Da una parte i magistrati, di fronte a loro, seduti sulla tribuna dello stadio, gli studenti delle scuole superiori di secondo grado che, accompagnati dai loro docenti, hanno partecipato all’iniziativa “Per non dimenticare. 30 anni dopo in ricordo di Giovanni Falcone e Paolo Borsellino“.

Dopo i saluti del sindaco Galimberti e del prefetto Pasquariello,  i relatori hanno raccontato a questa giovane generazione come la mafia rappresenti un problema attuale e serio, di cui non c’è ancora consapevolezza.

Tutta la Comunità deve cooperare contro la mafia

«Se ci avessero detto 30 anni fa che in Lombardia ci sarebbe stata una commissione antimafia non ci avremmo creduto.
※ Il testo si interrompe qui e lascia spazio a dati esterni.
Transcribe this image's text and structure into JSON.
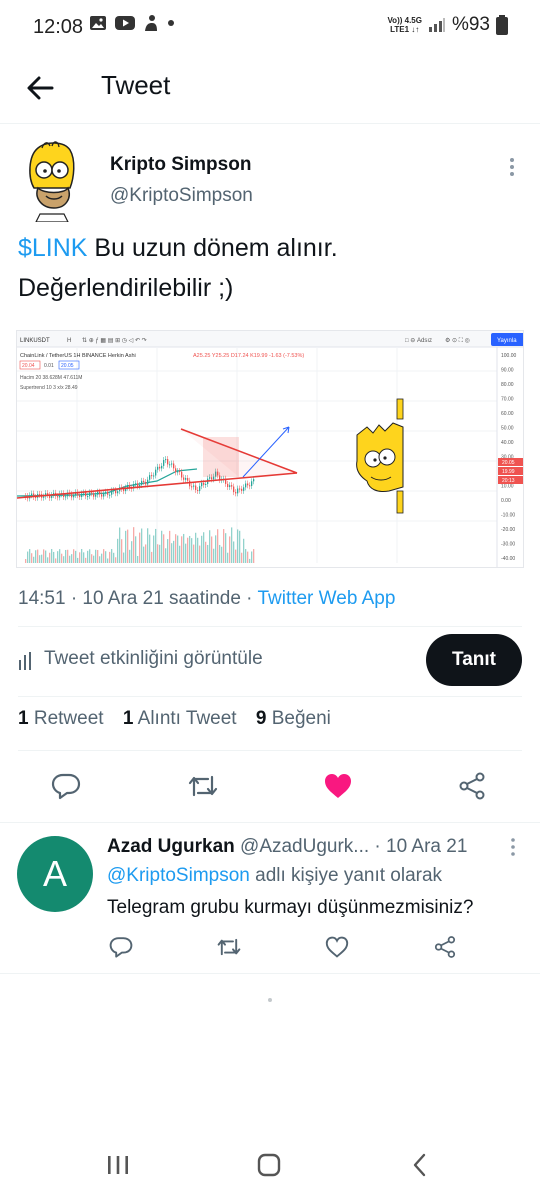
{
  "status_bar": {
    "time": "12:08",
    "network_top": "Vo)) 4.5G",
    "network_bottom": "LTE1 ↓↑",
    "battery": "%93"
  },
  "header": {
    "title": "Tweet"
  },
  "tweet": {
    "author_name": "Kripto Simpson",
    "author_handle": "@KriptoSimpson",
    "text_hashtag": "$LINK",
    "text_rest": " Bu uzun dönem alınır. Değerlendirilebilir ;)",
    "time": "14:51 · 10 Ara 21 saatinde · ",
    "source": "Twitter Web App",
    "activity_label": "Tweet etkinliğini görüntüle",
    "promote_label": "Tanıt",
    "stats": {
      "retweets_count": "1",
      "retweets_label": "Retweet",
      "quotes_count": "1",
      "quotes_label": "Alıntı Tweet",
      "likes_count": "9",
      "likes_label": "Beğeni"
    }
  },
  "chart_image": {
    "symbol": "LINKUSDT",
    "interval": "1H",
    "title_line": "ChainLink / TetherUS  1H  BINANCE  Herkin Ashi",
    "ohlc": "A25.25 Y25.25 D17.24 K19.99 -1.63 (-7.53%)",
    "badges": [
      "20.04",
      "0.01",
      "20.05"
    ],
    "indicator_1": "Hacim 20  38.628M  47.611M",
    "indicator_2": "Supertrend 10 3  x/x  28.49",
    "publish_label": "Yayınla",
    "save_label": "Adsız",
    "price_axis": [
      "100.00",
      "90.00",
      "80.00",
      "70.00",
      "60.00",
      "50.00",
      "40.00",
      "30.00",
      "20.00",
      "10.00",
      "0.00",
      "-10.00",
      "-20.00",
      "-30.00",
      "-40.00"
    ],
    "price_tags": [
      "20.05",
      "19.99",
      "20:13"
    ]
  },
  "reply": {
    "avatar_letter": "A",
    "name": "Azad Ugurkan",
    "handle": "@AzadUgurk...",
    "date": " · 10 Ara 21",
    "mention": "@KriptoSimpson",
    "reply_to_rest": " adlı kişiye yanıt olarak",
    "text": "Telegram grubu kurmayı düşünmezmisiniz?"
  },
  "colors": {
    "accent": "#1d9bf0",
    "like": "#f91880",
    "promote_bg": "#0f1419",
    "reply_avatar": "#148a6f"
  }
}
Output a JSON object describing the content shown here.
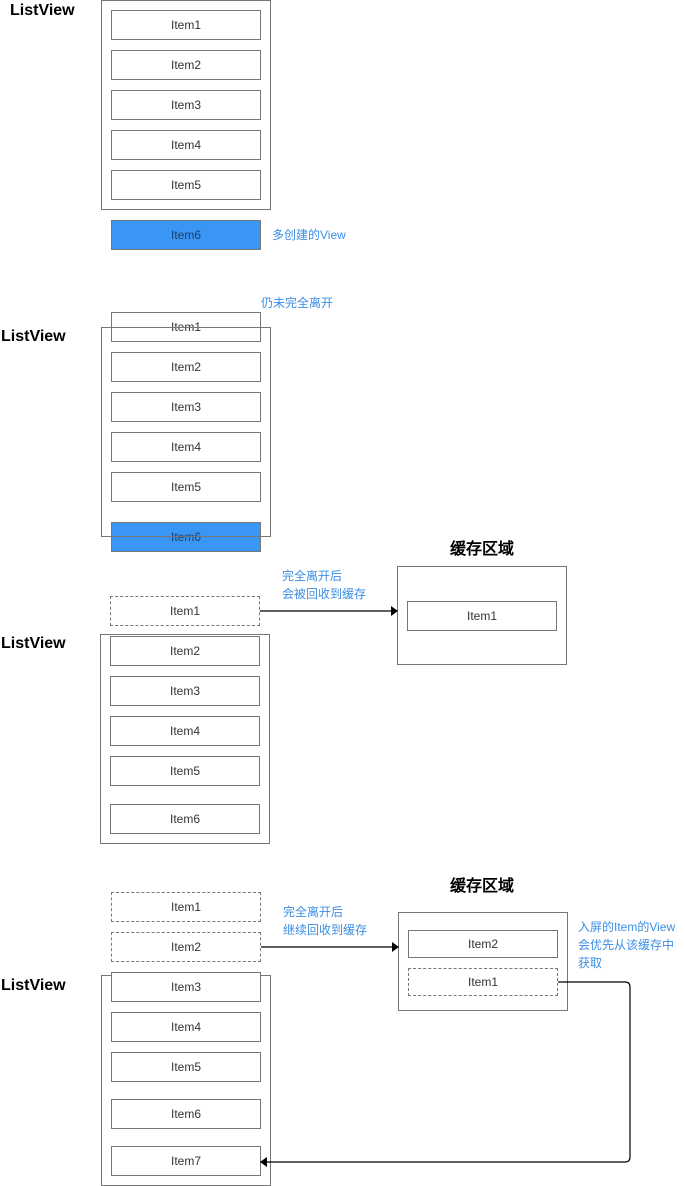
{
  "listview_label": "ListView",
  "cache_title": "缓存区域",
  "colors": {
    "highlight": "#3a96f5",
    "note": "#3b8ee6",
    "border": "#777777"
  },
  "stage1": {
    "items": [
      "Item1",
      "Item2",
      "Item3",
      "Item4",
      "Item5"
    ],
    "extra_item": "Item6",
    "note": "多创建的View"
  },
  "stage2": {
    "partial_item": "Item1",
    "items": [
      "Item2",
      "Item3",
      "Item4",
      "Item5"
    ],
    "extra_item": "Item6",
    "note": "仍未完全离开"
  },
  "stage3": {
    "recycled_item": "Item1",
    "items": [
      "Item2",
      "Item3",
      "Item4",
      "Item5",
      "Item6"
    ],
    "note_line1": "完全离开后",
    "note_line2": "会被回收到缓存",
    "cache_items": [
      "Item1"
    ]
  },
  "stage4": {
    "recycled_items": [
      "Item1",
      "Item2"
    ],
    "items": [
      "Item3",
      "Item4",
      "Item5",
      "Item6",
      "Item7"
    ],
    "note_line1": "完全离开后",
    "note_line2": "继续回收到缓存",
    "cache_items": [
      "Item2",
      "Item1"
    ],
    "reuse_note_line1": "入屏的Item的View",
    "reuse_note_line2": "会优先从该缓存中",
    "reuse_note_line3": "获取"
  }
}
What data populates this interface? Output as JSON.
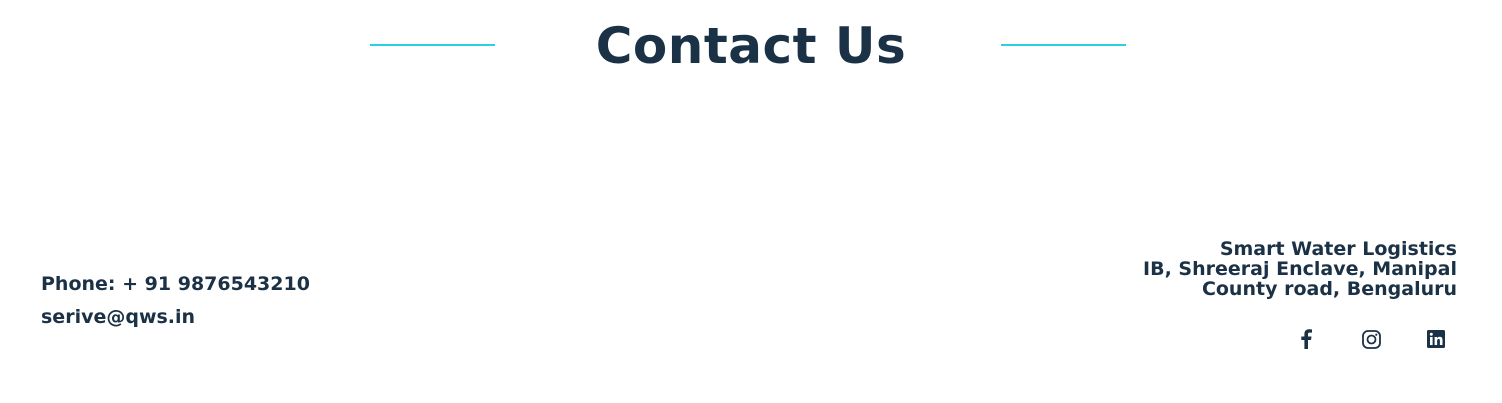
{
  "heading": {
    "title": "Contact Us",
    "accent_color": "#2ad1e4",
    "text_color": "#1b3146"
  },
  "contact": {
    "phone": "Phone: + 91 9876543210",
    "email": "serive@qws.in"
  },
  "address": {
    "company": "Smart Water Logistics",
    "line1": "IB, Shreeraj Enclave, Manipal",
    "line2": "County road, Bengaluru"
  },
  "social": [
    {
      "icon": "facebook-icon"
    },
    {
      "icon": "instagram-icon"
    },
    {
      "icon": "linkedin-icon"
    }
  ]
}
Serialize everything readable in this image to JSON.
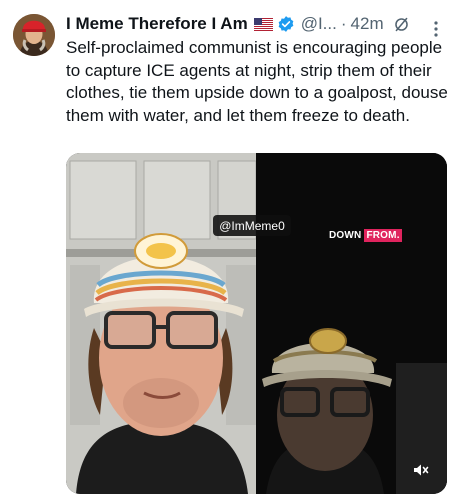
{
  "post": {
    "author_name": "I Meme Therefore I Am",
    "flag": "us-flag-icon",
    "verified": "verified-badge-icon",
    "handle": "@I...",
    "separator": "·",
    "time": "42m",
    "grok": "grok-icon",
    "more": "···",
    "text": "Self-proclaimed communist is encouraging people to capture ICE agents at night, strip them of their clothes, tie them upside down to a goalpost, douse them with water, and let them freeze to death."
  },
  "media": {
    "handle_overlay": "@ImMeme0",
    "watermark_prefix": "DOWN ",
    "watermark_highlight": "FROM.",
    "mute": "muted-speaker-icon"
  },
  "colors": {
    "text": "#0f1419",
    "secondary": "#536471",
    "verified": "#1d9bf0",
    "watermark_accent": "#e0245e"
  }
}
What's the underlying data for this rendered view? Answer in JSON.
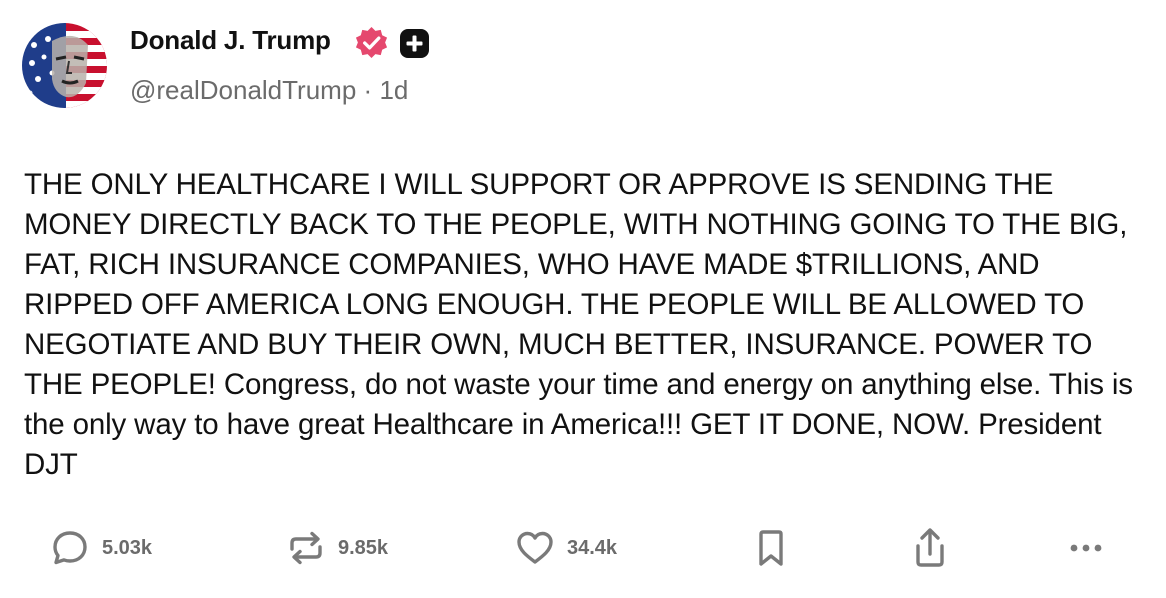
{
  "post": {
    "author": {
      "display_name": "Donald J. Trump",
      "handle": "@realDonaldTrump",
      "separator": "·",
      "age": "1d",
      "verified_icon": "verified-badge-icon",
      "plus_icon": "plus-badge-icon",
      "verified_color": "#e5486e"
    },
    "body": "THE ONLY HEALTHCARE I WILL SUPPORT OR APPROVE IS SENDING THE MONEY DIRECTLY BACK TO THE PEOPLE, WITH NOTHING GOING TO THE BIG, FAT, RICH INSURANCE COMPANIES, WHO HAVE MADE $TRILLIONS, AND RIPPED OFF AMERICA LONG ENOUGH. THE PEOPLE WILL BE ALLOWED TO NEGOTIATE AND BUY THEIR OWN, MUCH BETTER, INSURANCE. POWER TO THE PEOPLE! Congress, do not waste your time and energy on anything else. This is the only way to have great Healthcare in America!!! GET IT DONE, NOW. President DJT",
    "actions": {
      "replies": "5.03k",
      "reposts": "9.85k",
      "likes": "34.4k"
    }
  },
  "icons": {
    "reply": "reply-bubble-icon",
    "repost": "repost-arrows-icon",
    "like": "heart-icon",
    "bookmark": "bookmark-icon",
    "share": "share-upload-icon",
    "more": "more-dots-icon"
  },
  "colors": {
    "text": "#111111",
    "muted": "#6b6b6b",
    "icon": "#7a7a7a"
  }
}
Eppure oggi questa è la realtà – ha evidenziato Calabrò, invitando il giovane pubblico a riflettere su come il problema della mafia interessi tutti – Siamo a distanza di 30 anni dalle stragi, ma dobbiamo chiederci se ciò che è accaduto allora sia confinato in un tempo e in luogo specifici o se ci riguarda tutti da vicino».

E in questo “Da vicino” il ruolo dell’istruzione è fondamentale, ma non basta: «Non è solo la scuola che deve fare la sua parte ma è tutta la comunità che deve cooperare seguendo i valori della legalità».

Falcone e Borsellino non erano extraterrestri

Dito puntato su ciascuno di noi, dunque, per realizzare quello scatto di mentalità che può aiutare chi veste una divisa o indaga sulle infiltrazioni mafiose. A spiegarlo bene è Alberto Nobili, magistrato della Procura di Milano: «Nessuno vi chiede di fare gli investigatori, di stanare la mafia, ma potete fare la differenza facendo semplicemente il vostro dovere di cittadini, e non è una cosa da poco». E subito dopo l’invito a non pensare a chi ha perso la vita nella lotta alla mafia come a un supereroe: «Falcone e Borsellino non erano extraterrestri: se li pensiamo come lontani, diventano difficili da emulare. Tutti noi dobbiamo ambire a seguire il loro esempio di legalità. Se la lotta alla mafia fosse uno scontro fra magistrati e mafia, avremmo perso in partenza, ma se si coinvolge la società civile possiamo farcela».

Giornata Legalità Varese

Sport e Legalità contro la mafia

Nel pomeriggio, dopo la mattinata dedicata agli studenti, ci sarà una partita di calcio fra nazionale magistrati e vecchie glorie. Monica Forte, presidente della Commissione Antimafia di Milano, fa riferimento proprio allo sport per parlare di lotta alla mafia: «Pensiamo allo sport: fare parte di una squadra ci insegna a fare scelte che non abbiano ripercussioni negative sugli altri: ogni azione è tesa alla tutela dei diritti di tutti. Così deve essere per la legalità, nel nostro quotidiano, per avere una cultura della legalità e una cultura antimafia».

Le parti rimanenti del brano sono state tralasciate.